The intricate lattices of black and white in Olivia Guterson’s paintings and sculptures reference not only her biracial parentage, but also both her maternal grandmother’s Hebrew-embroidered lacework and the filigree brooches Guterson saw at Black churches growing up.
“I think there’s so much complexity in black and white, and the expanse of what’s in between,” explained Guterson, 30, who lives in Detroit. High contrast art, she noted, also requires greater “precision, intentionality and focus.”
Those qualities have been evident in her art since she left a series of corporate jobs to focus on painting two years ago. She has exhibited at Art Week Miami, Detroit’s Shinola Hotel and ROI gallery in Jerusalem. Her murals grace both indoor and outdoor spaces around Detroit. Guterson (midnightolive.com) has also completed several notable projects for the Jewish arts and culture organization Reboot, including an oversized illuminated menorah and last year’s installation “At Our Table” at the Museum of Contemporary Art Detroit. The latter reimagined, in single-use plastics, the Passover table Guterson grew up with—contrasting the renunciation of bread and plastic as contemporary staples of life.
Guterson’s African-American Catholic mother and Ashkenazi Jewish father met in their native Seattle, raising their daughter with both religious traditions. As a child on the New Mexico Navajo reservation where her father taught, she was immersed in the stimulating local culture. “The Southwest has so many incredible landscapes, plants and textile patterns,” said the self-taught artist. “And because it was so poor, community was vital.”

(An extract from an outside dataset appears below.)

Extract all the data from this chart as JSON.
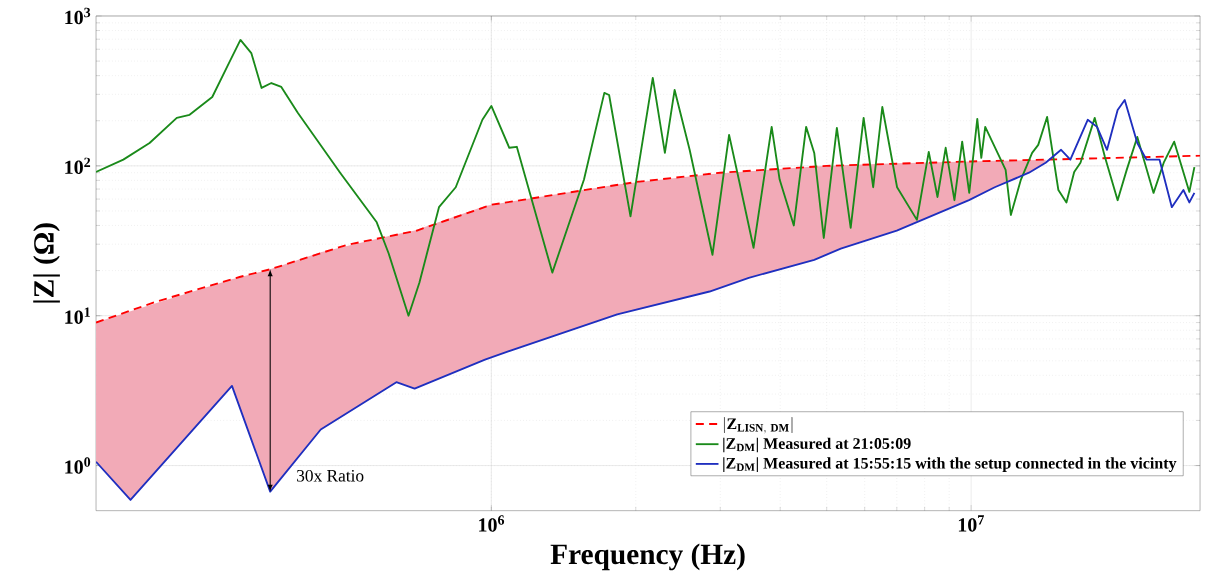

Today, Guterson said, her work reflects the commonalities she observed as a child of a hybrid background. “How these pieces connect is a part of me,” she reflected. “And art is how I can incorporate all that.”
Hilary Danailova writes about travel, culture, politics and lifestyle for numerous publications.
Judith C. Levine says
Happily, we come in every colour. I enjoyed the chance to meet several more of my fellow Jewish artists. I also am sharing this with other art and Jewish groups as I’d like them to learn about these talented artists too.
William Bursie says
Pharaoh Akhenaten, Father of All Three Major Belief.
Miriam Esther Gillman says
I found this article to be quite interesting, yet disappointing. There are observant Afro-Jews whose accomplishments were overlooked..The Chabad Francis family is fascinating. They are one of numerous families who are Torah Jews. I was highly offended by the picture of Esther who was portrayed as a drunken whore. SHAME! The Jews she saved were more than likely (Persia=Sephardic) darker of complexion. Please be apprised that the Afro-Jewish community have Torah observant Jews and their stories!!!